Most if not all established UX professionals would agree that usability testing is of paramount importance. That’s the only way to know for sure whether your users find your design useful and useable. However, the insights gathered during usability testing sessions are only as useful, as your questions are deep and adequate. This is what this blog post is about – making sure you’re asking the right questions.
Let’s get started.
It all starts with a plan
As you might already know, usability testing sessions require a fair amount of planning. In short, you need a functional prototype, a list of hypotheses, and a rough interview script. Otherwise, you’ll wind up with a bunch of chaotic data that’s hard to draw conclusions from.
Once you have an idea of a plan, you should frame your questions around your hypotheses. Note, that if your hypothesis is “users find onboarding difficult”, that doesn’t mean that it’s exactly what you should ask. Not only it’s a leading question (more on that later), it’s also a question that might be subject to users’ bias.
Good questions lead you closer to achieving the goal (e.g. testing a hypothesis) of your user testing; the ones that do not should be reconsidered, since your time with the user is limited.
Avoid leading questions
Before going through which questions to ask, it’s worthwhile to understand which ones are better left unasked. Questions that are too personal or downright rude aside, leading questions are bad for a variety of reasons.
Leading questions are the ones that already suggest an answer or limits the answering options to just a few. Here are a few examples:
Either or questions;
“Yes or no” questions;
“Do you like…” questions.
The aforementioned questions will give a very surface-level understanding of how your users think. It’s not useful, and may even lead to you to a worse design than you started with.
Now that we know what not no ask, let’s go through the ones that you should.
Before diving into the meat of the interview, it’s worth spending some time on non-design related questions. There could be a few reasons for that. Firstly, if you have any gaps in understanding of your users such as their demographics, you should ask for clarifications. Secondly, the first few interactions with the user set the tone for the whole interview. You should make sure the interviewee is relaxed and predisposed to being honest, so small talk goes a long way.
Many resources we’ve checked while comparing our processes with those of our fellow designers, indicate that before the actual test you should ask questions about age, gender, education, etc. We’re not sure how useful it would be. The only people you should talk to are the ones that qualify for your prior persona research/user profile. You should only double-check if you have doubts, preferably before the actual call.
Before the actual testing session, we like to start with small talk to create a relaxed atmosphere. Then, we make sure to make it extremely clear that we’re testing the design, not the user. Not doing this simple procedure, is likely to cause bias, i.e. a user might associate giving feedback on the design, as giving feedback on the designer. You can read more on that in our article on bias in usability testing.

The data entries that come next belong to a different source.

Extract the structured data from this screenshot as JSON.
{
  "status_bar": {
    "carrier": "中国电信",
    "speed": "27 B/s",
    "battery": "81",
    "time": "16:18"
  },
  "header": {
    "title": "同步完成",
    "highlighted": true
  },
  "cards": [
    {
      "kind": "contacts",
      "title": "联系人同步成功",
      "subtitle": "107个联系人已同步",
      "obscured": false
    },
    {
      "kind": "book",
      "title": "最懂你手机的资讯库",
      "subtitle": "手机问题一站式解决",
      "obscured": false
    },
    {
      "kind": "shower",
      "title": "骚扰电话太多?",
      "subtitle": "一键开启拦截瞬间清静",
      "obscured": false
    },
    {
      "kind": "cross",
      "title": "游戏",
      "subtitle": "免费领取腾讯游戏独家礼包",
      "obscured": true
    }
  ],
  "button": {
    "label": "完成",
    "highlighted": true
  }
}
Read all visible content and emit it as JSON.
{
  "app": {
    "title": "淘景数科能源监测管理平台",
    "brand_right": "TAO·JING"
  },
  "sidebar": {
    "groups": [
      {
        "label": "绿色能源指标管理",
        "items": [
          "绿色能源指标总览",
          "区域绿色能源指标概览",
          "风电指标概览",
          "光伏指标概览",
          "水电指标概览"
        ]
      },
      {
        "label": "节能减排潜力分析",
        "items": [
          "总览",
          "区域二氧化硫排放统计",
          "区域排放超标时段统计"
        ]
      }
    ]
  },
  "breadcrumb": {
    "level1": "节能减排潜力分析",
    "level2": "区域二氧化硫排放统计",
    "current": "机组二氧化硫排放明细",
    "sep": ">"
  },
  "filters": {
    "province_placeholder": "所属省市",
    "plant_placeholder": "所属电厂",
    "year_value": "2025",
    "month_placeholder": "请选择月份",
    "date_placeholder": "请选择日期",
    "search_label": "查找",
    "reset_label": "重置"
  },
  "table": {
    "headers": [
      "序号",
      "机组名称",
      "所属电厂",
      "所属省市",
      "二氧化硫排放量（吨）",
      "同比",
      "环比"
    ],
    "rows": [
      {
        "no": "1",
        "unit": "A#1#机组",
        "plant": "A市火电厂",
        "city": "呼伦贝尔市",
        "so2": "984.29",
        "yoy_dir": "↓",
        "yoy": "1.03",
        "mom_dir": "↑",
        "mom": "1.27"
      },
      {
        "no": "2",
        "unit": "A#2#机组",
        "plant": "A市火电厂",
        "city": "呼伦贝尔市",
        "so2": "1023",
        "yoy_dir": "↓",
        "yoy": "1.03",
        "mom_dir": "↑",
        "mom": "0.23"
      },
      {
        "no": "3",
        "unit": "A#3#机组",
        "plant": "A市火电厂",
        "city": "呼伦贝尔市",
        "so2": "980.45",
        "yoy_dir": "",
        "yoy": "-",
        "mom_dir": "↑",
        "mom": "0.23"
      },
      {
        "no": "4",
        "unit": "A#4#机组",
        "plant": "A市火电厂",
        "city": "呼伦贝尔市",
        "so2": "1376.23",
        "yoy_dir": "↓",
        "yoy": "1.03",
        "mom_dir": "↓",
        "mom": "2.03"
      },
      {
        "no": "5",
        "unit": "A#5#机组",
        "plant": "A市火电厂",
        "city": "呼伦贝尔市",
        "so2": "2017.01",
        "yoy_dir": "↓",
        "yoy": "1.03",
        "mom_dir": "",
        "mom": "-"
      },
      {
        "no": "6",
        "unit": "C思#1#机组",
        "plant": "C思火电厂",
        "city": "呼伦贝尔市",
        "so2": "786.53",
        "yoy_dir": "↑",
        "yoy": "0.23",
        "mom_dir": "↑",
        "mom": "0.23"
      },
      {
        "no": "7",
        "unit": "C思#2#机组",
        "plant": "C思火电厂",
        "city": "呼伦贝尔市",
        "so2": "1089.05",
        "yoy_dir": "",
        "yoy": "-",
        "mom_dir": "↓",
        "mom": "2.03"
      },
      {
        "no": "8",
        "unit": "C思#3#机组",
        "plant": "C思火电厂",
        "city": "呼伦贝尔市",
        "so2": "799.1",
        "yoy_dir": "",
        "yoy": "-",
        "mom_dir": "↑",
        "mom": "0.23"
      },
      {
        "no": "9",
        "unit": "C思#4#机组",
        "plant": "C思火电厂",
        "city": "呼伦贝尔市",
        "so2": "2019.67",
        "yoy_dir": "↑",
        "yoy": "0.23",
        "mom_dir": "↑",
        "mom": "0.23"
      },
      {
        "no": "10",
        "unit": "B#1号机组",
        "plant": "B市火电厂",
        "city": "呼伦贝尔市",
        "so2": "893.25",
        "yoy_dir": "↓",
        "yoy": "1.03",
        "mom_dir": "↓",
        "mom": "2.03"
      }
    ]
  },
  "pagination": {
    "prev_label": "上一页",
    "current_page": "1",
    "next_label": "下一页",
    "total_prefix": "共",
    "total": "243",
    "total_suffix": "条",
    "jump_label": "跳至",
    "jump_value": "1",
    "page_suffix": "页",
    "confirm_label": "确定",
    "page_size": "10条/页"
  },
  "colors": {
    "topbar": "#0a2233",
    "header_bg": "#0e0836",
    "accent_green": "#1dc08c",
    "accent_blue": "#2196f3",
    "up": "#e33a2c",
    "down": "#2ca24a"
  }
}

Once we’re done with the preliminary chat, it’s time to move on to the actual testing.
Questions to ask during the test
Let’s take a minute to distinguish between moderated and unmoderated usability testing sessions. Moderated ones have you, the designer/researcher, as a guide, while the unmoderated ones leave users to their own devices. There’s a continuum of designers’ involvement in these testings. Generally, you would want to have users as free as possible, while also nudging them to complete specific tasks or actions.
The questions below are a mix of specific and generic questions to get you in the right line of thinking and give you examples of questions we think are good.
What do you think about the way the information in front of you is presented?
How has your experience been with using this particular modal?
What do you think this button does? Do you think there other ways to perform this action? If so, how would you do it?
Try to leave the most general questions for after the user completed the whole series of tasks you’ve prepared. Of course, the specificity or genericness of your questions will also depend on the scope of the actions you want your users to take.
Questions to ask after the test
Once that user completed the testing session, it’s time to ask general questions about the overall experience. Here are a few examples below:
Overall, how has your experience been with the app?
If you could tweak just one thing, what would it be? Why do you think that?
Would you be willing to refer your friends and colleagues to this app?
Is there anything that you absolutely loved about using this prototype?
Does this way of tackling your problem, better than the one you currently use?
Once you’re done asking questions, make sure to thank users for their time. Also, if there are any incentives, make sure to instruct a user on how to get their reward. Finally, you could also ask if that user has any friends/colleagues who are of a similar demographic for you to test.
Once you’re done with the interview, you should have a recording of it available (if the user provides consent). At the very least you should have made extensive notes. Note, that the more direct quotes these notes contain, the better. All of the notes you’ve made during a usability testing campaign should be structured and organized. What you do next will depend on the insights you’ve gathered.
We also have an article on the tools that can help you make the most of the usability testing sessions. Check out our blog post on usability testing tools here.
Although usability testing is a discipline in itself, we hope that navigating through its intricacies became a tad easier. Thank you for sticking with us to the very end, and good luck on your quest for a useful and useable product!